L’ex tecnico della formazione del capoluogo è stato ospite, lunedì sera, della trasmissione di BepiTv “D-Time” dove ha parlato di quanto accaduto negli ultimi giorni. «L’esonero? – ha spiegato proprio mister Brognoli –. È stata una cosa improvvisa. I miei pensieri li ho, ma sono sereno per il lavoro che ho fatto. Mi dispiace perché eravamo lì, si era ridata una speranza e i ragazzi ci credevano».
Fatale all’allenatore è stata la sconfitta maturata con il punteggio di 1-2 alla Castellina domenica contro il Pavia, ma Stefano Brognoli, andando un po’ più in profondità a quelli che sono i suoi pensieri, sottolinea come dietro alla decisione del presidente Michele Rigamonti e della società biancazzurra, ci possano essere altre motivazioni: «Sono stato allontanato perché ho osato troppo? – così ha proseguito Stefano Brognoli nel corso della trasmissione di BepiTv –. Io penso che la decisione non sia legata ai risultati, ma sia una cosa extra campo, altrimenti non mi spiego il motivo. Penso fosse una decisione già presa prima della partita, aspettavano solo un passo falso, perché sennò è inspiegabile. I ragazzi non l’hanno presa bene, erano affranti».
Stefano Brognoli, poi, nel corso del programma “D-Time” ha portato alla luce un aspetto che era stato evidenziato anche da mister Marco Amelia dopo la sua separazione dal Sondrio e cioè quello di dover svolgere più compiti, anche quelli non propriamente demandati a un primo allenatore di una squadra di calcio, specialmente di serie D: «Abbiamo fatto un lavoro davvero tosto – ha spiegato sempre Brognoli –, stavo anche facendo l’allenatore dei portieri. L’unico mio rammarico è quello di non poter portare a termine la stagione».
Stefano Brognoli ha debuttato alla guida del Sondrio sul campo del Ciserano, incassando un’immeritata sconfitta con il punteggio di 2-1 contro la Virtus Ciserano Bergamo. Nel complesso, il tecnico ha guidato il Sondrio per 14 partite e il suo bilancio recita quattro vittorie (i 2-1 esterni sul Caldiero e sulla Castellanzese, il 2-0 sempre fuori casa contro la Varesina e il 4-1 casalingo sulla Vogherese), tre pareggi (il 2-2 contro il Breno e gli 1-1 contro Oltrepò e Real Calepina) e sette sconfitte (oltre a quella già citata contro la Virtus Ciserano Bergamo, le altre sono arrivate contro Brusaporto, Scanzorosciate, Villa Valle, Leon e Pavia, con l’aggiunta della gara contro la Folgore Caratese, pareggiata 1-1 sul campo, ma per la quale è arrivato lo 0-3 a tavolino per aver schierato lo squalificato Ramiro Ferreira).

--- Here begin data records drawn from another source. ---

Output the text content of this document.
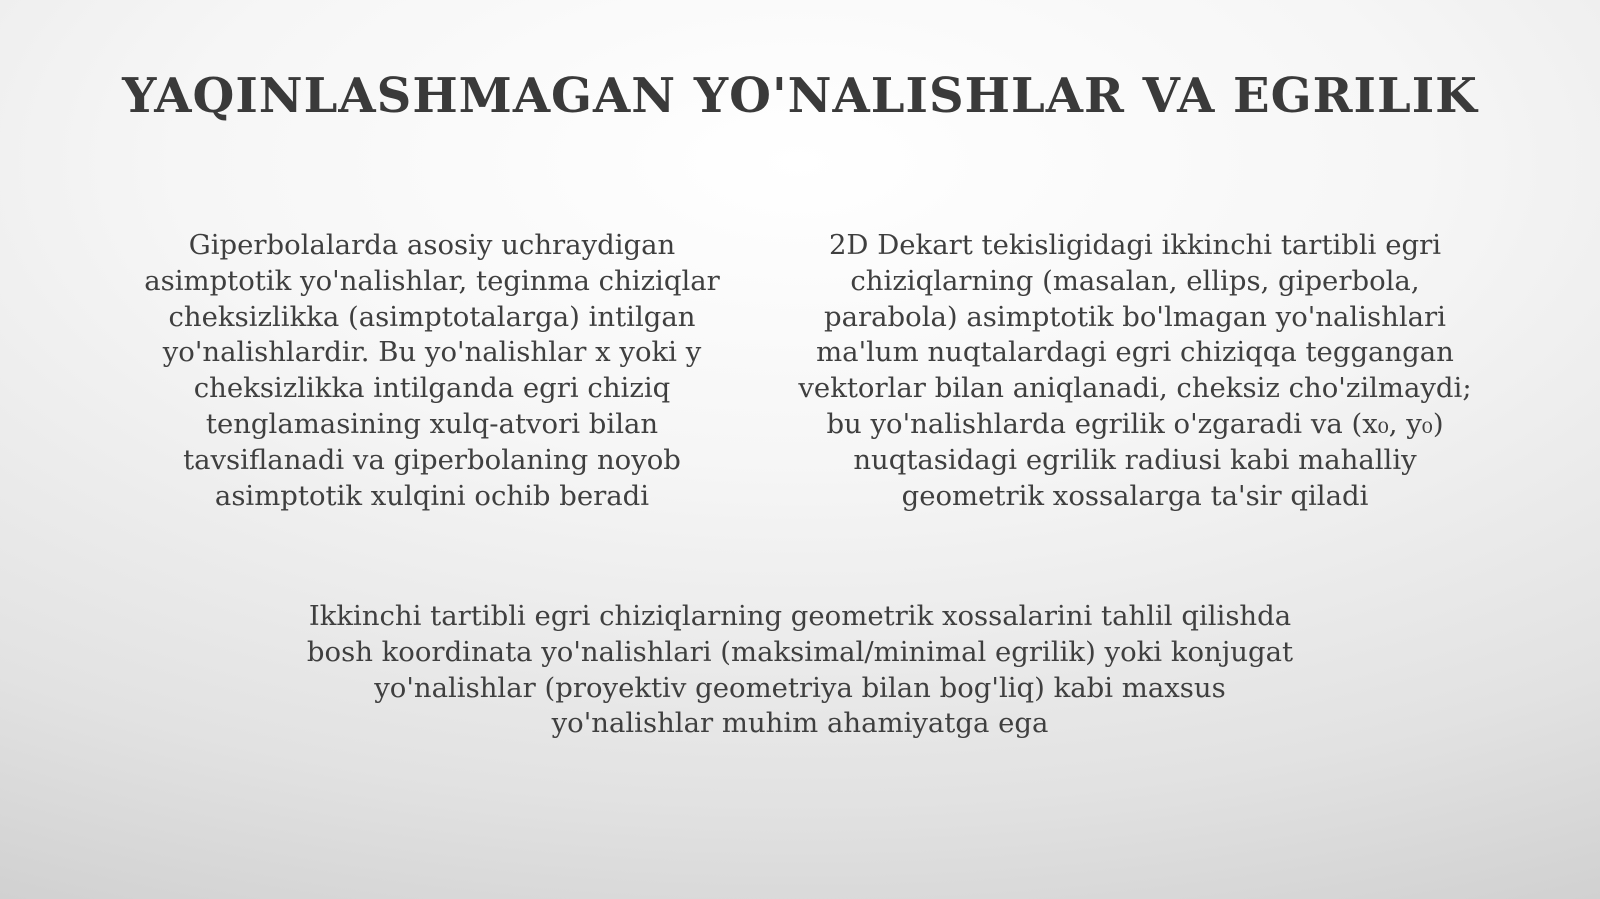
YAQINLASHMAGAN YO'NALISHLAR VA EGRILIK
Giperbolalarda asosiy uchraydigan
asimptotik yo'nalishlar, teginma chiziqlar
cheksizlikka (asimptotalarga) intilgan
yo'nalishlardir. Bu yo'nalishlar x yoki y
cheksizlikka intilganda egri chiziq
tenglamasining xulq-atvori bilan
tavsiflanadi va giperbolaning noyob
asimptotik xulqini ochib beradi
2D Dekart tekisligidagi ikkinchi tartibli egri
chiziqlarning (masalan, ellips, giperbola,
parabola) asimptotik bo'lmagan yo'nalishlari
ma'lum nuqtalardagi egri chiziqqa teggangan
vektorlar bilan aniqlanadi, cheksiz cho'zilmaydi;
bu yo'nalishlarda egrilik o'zgaradi va (x₀, y₀)
nuqtasidagi egrilik radiusi kabi mahalliy
geometrik xossalarga ta'sir qiladi
Ikkinchi tartibli egri chiziqlarning geometrik xossalarini tahlil qilishda
bosh koordinata yo'nalishlari (maksimal/minimal egrilik) yoki konjugat
yo'nalishlar (proyektiv geometriya bilan bog'liq) kabi maxsus
yo'nalishlar muhim ahamiyatga ega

Ora, archiviata l’esperienza in Valtellina, l’allenatore che in serie D ha guidato anche Pontisola, Brusaporto e Sant’Angelo Lodigiano, guarda al futuro. «Intanto sono sereno perché vado via con la consapevolezza di aver fatto un buon lavoro avendo dato tutto – ha concluso Brognoli ai microfoni di “D-Time” –. Mi piacerebbe intraprendere un percorso dall’inizio e non a stagione in corso».